For all the real emotion that was on display there, much of what went on in Gaza was a grand photo op.

And back home, when the press made it into New Orleans, there was one constant refrain from the Katrina survivors, everywhere there were the missing and missed: “Take my picture. Please!” Photos of the missing people, and their pets, suddenly turned up on news shows and Web sites. It was similar to the way the photos were posted downtown in New York after 9/11, or at DP camps following the Holocaust.

“Titzalem oti.”

This year Yad Vashem opened a new museum and a massive online database. A highlight of the museum is the Hall of Names, where the visitor stands suspended between two cones. Above is a display featuring 600 photographs of Holocaust victims, and their faces are reflected in the waters below. It is most moving to go from there right to the brightest and most photogenic sight in the entire world, a vista of the bustling hills of modern Jerusalem. The city itself appears to be crying out “Titzalem oti.”

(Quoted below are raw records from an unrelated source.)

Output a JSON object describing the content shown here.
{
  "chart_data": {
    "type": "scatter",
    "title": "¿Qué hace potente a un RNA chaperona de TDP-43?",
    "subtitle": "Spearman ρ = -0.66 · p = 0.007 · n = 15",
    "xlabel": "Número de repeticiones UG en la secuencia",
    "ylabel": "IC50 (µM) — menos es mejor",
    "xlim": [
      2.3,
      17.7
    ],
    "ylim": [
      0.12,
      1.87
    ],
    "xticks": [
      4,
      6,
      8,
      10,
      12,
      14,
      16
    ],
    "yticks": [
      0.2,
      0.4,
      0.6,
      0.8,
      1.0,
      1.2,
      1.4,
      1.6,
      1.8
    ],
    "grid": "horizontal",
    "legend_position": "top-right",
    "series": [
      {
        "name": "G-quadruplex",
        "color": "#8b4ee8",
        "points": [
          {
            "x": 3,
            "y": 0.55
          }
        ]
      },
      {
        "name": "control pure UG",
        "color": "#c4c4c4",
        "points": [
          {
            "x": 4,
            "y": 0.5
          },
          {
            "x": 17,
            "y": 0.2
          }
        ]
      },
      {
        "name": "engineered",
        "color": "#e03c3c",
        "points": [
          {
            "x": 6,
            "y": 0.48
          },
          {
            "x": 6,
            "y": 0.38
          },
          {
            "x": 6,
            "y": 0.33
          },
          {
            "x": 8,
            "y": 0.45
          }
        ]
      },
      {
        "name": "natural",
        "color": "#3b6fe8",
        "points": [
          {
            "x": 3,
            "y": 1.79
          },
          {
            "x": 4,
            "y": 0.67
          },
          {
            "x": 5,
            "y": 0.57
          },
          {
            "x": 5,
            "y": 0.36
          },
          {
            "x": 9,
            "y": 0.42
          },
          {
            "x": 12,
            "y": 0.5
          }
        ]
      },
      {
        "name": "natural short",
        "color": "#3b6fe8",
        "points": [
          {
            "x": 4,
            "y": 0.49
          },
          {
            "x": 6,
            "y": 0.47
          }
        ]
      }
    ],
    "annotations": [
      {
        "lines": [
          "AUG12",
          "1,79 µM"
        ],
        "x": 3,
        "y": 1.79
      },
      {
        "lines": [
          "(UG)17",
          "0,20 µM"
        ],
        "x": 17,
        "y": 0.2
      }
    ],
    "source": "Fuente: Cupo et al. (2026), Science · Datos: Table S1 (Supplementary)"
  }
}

Three million names are now on the Yad Vashem online database, many of them with pictures. You can get lost in this site, name after name, photo after photo. On the home page is a quote from a young man named David Berger, who was shot in Vilna in July 1941 at the age of 19. Two years earlier his friend Elsa had made her way safely to Palestine. Berger corresponded with her, and in his last card he wrote, “I should like someone to remember that there once lived a person named David Berger.”

The word “to photograph,” l’tzalem, contains within it the Hebrew word for image, tzelem. And the first chapter of Genesis, which we read this week, informs us that all human beings are created b’tzelem elohim, “in God’s image.”

So when we are asking “Titzalem oti,” we’re not merely asking to be photographed. We’re saying, “Imbue me with ‘tzelem’. See my face for what it really is — a reflection of the divine image. See what is eternal in me. Love me, with a Godlike love.”

In Psalm 118 we read Anani b’Merhavia, “God answered me in Merhavia.” Precisely.

For those Ethiopian children in Merhavia helped me to understand that that image in the tourist’s lens, the one just to the right of the Roman arch, is what we’ve been seeking all along. And if we focus on that face, and listen closely enough, we can hear God whispering: “Titzalem oti.” n

Rabbi Joshua Hammerman is spiritual leader of Temple Beth-El in Stamford, Conn.